Se existe justiça no futebol, contudo, a interpretação do árbitro Antônio Denival de Morais está correta. Afinal, Toledo foi o melhor personagem da partida. Se no primeiro tempo suas tentativas de tabela e assistências foram barradas pela marcação paranista, na segunda etapa, a garra e vontade do jogador prevaleceu. Num lance disputado na linha de fundo, foi ele quem conseguiu o escanteio no qual saiu o gol do Atlético. E depois da vitória parcial, mesmo sozinho no meio dos zagueiros paranistas, foi o argentino quem mais trabalho deu à defesa adversária.
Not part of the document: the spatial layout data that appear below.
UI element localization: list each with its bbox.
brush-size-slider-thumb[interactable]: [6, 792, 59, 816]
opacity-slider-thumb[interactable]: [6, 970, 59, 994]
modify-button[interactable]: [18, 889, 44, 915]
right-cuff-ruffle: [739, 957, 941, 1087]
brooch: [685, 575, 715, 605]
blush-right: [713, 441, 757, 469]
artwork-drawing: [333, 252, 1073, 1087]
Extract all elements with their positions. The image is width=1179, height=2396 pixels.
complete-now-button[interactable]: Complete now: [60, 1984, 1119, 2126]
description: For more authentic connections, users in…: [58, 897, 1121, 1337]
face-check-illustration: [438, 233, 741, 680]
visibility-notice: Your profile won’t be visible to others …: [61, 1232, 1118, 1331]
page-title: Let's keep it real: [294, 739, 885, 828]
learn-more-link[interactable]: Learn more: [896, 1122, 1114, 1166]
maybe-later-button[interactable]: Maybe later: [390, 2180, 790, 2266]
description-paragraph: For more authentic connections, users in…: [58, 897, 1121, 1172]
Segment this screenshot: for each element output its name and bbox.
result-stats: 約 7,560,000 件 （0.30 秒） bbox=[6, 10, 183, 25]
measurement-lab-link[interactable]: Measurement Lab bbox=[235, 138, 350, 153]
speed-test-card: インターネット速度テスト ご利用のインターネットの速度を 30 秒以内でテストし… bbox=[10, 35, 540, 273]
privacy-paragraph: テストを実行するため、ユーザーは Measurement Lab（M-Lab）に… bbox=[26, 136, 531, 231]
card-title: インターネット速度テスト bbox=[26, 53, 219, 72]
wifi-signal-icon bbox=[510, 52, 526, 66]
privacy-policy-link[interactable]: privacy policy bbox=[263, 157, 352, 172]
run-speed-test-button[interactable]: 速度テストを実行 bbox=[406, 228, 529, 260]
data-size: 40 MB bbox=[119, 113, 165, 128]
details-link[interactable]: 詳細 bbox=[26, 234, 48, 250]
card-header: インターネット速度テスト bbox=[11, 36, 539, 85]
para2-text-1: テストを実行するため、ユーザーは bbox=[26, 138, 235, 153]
"Estou acostumado a jogar, mas prefiro ficar mais em contato com a bola", afirmou o atleta.
A vitória no jogo de ontem também deixou um problema sério para Leandro Niehues resolver até a partida quarta-feira, contra o Operário: quem escalar no ataque. Javier tomou o terceiro cartão amarelo e está suspenso. Bruno Mineiro saiu de maca no fim do primeiro tempo, após levar uma falta dura de Alessandro Lopes, e também deverá desfalcar a equipe ele faz exames hoje no tornozelo esquerdo. As opções do treinador atleticano são poucas: Serna, Tartá e Bruno Furlan.